When you first start working with a fertility clinic, cycle monitoring is done as it determines when you’re ovulating so your fertility doctor can figure out the best time for insemination or have sex – to ultimately increase your chance of a pregnancy.
Cycle monitoring is done for:
- Natural cycles
- IUI, where ovulation timing is determined
- IVF, to measure the number and size of the follicles
- Donor cycles, where uterine lining is determined in the recipient
Monitoring is typically done in the mornings to get the best glimpse of your hormones, and to determine how you are responding to any drugs you may be taking.
When does cycle monitoring start?
Cycle monitoring takes place in the first half of your menstrual cycle. It begins when you start your period, and are experiencing substantial flow, not spotting. You will usually need to visit your fertility clinic around days 2-4 of your period where blood testing and ultrasounds will be done.
What does cycle monitoring monitor?
Blood work measures estrogen levels, a hormone that’s necessary for follicular growth as well as development of the uterine lining. Your ovarian reserve is also measured because your doctor will be looking for 6 to 10 follicles that will continue to grow in the next few days.

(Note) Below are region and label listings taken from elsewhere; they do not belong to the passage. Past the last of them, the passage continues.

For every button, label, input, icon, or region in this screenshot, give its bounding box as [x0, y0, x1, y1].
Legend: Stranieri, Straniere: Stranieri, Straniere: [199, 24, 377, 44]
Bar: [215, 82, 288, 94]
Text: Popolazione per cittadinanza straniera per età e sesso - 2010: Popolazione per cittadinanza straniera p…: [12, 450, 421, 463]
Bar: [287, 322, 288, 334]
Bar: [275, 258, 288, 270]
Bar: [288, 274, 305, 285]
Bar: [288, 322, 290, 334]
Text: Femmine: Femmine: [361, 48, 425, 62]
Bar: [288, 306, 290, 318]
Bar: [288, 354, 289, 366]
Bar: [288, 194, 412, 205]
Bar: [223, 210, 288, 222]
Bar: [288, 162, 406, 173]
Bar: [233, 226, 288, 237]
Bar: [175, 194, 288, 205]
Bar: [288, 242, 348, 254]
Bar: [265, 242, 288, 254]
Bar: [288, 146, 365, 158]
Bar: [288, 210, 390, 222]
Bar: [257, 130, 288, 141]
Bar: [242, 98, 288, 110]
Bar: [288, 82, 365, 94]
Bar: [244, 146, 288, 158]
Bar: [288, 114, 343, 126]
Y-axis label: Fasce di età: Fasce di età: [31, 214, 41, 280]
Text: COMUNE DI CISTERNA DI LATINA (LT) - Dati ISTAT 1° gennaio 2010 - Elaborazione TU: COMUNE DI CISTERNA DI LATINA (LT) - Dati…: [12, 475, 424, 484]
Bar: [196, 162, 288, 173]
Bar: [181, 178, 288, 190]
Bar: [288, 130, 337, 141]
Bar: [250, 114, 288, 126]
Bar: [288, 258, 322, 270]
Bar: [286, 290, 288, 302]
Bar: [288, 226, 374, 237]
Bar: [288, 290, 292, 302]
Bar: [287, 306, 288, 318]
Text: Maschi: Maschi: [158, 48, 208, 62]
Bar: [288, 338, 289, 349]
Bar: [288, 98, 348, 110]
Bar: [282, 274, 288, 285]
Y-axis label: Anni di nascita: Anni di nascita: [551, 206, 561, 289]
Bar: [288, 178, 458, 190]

Ultrasounds are also done to visualize the progressive growth of the follicles and lining. Right before ovulation happens, a dominant follicle should be about 20 to 24mm in diameter. This, along with hormones (estrogen and LH), will indicate that ovulation will happen.
What happens after ovulation?
At ovulation, the dominant follicle is released, and is basically waiting for sperm to fertilize it. Your doctor may give you a trigger shot of hCG to facilitate ovulation.
At this point, you will be told to have sex or an insemination is done once (or twice) to fertilize your egg.
Depending on the type of cycle you have, you might go back to the clinic in the luteal phase to measure your progesterone levels, or and ultimately determine if you are pregnant.
Cycle monitoring can be particularly stressful because of the frequency of visits, as well as feeling anxious about how your hormones and follicles are doing.
Because you have a lot on the line – time, money, hope, there’s a desire to get everything right. Do the best you possibly can to get the outcomes you want. Expanding your health team, potentially including a naturopathic doctor, may support and enhance these treatments.